Burberry paid TfL £200k for 'confusing' Bond Street rebrand

  • Luxury brand changed name of London tube station during fashion week
  • Freedom of Information request has revealed sum it paid Transport for London
  • Figure is a drop in the ocean of its £3billion annual revenues 

Luxury goods brand Burberry splashed out £200,000 to change the name of London's Bond Street Tube station during fashion week, creating confusion for thousands of tourists.

The sum was revealed after a Freedom of Information request went to Transport for London, which runs the Underground.

TfL's decision to allow the fashion house to rename the station 'Burberry Street' attracted sharp criticism from both tourists and Londoners.

Colour co-ordinated: TfL's decision to allow the fashion house to rename the station 'Burberry Street' attracted sharp criticism from both tourists and Londoners

Colour co-ordinated: TfL's decision to allow the fashion house to rename the station 'Burberry Street' attracted sharp criticism from both tourists and Londoners

The commercial rebranding was described as 'utterly confusing' and 'moronic'.

As well as the temporary name change, all of the station's roundel signs were repainted in Burberry's 'knight blue' colour.

The £200,000 payment is a drop in the ocean for Burberry, whose most recent annual revenues totalled more than £ 3 billion.

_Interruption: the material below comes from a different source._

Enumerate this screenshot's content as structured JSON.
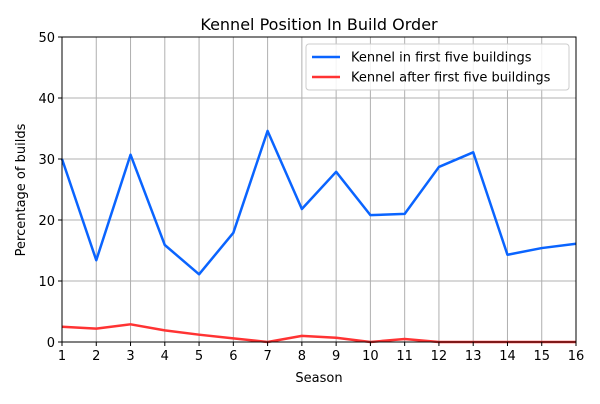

It would buy just four Feather Stretch Viscose Gowns – priced at £50,000 each. And it would not make much of a dent in TfL's massive funding hole of nearly £750 million.

Shares in the group are down by 15 per cent this year amid fears that a slowdown in the Chinese economy will hit Burberry's sales.

It comes as rival group, Louis Vuitton owner LVMH, recently reported that its sales growth had sharply decelerated.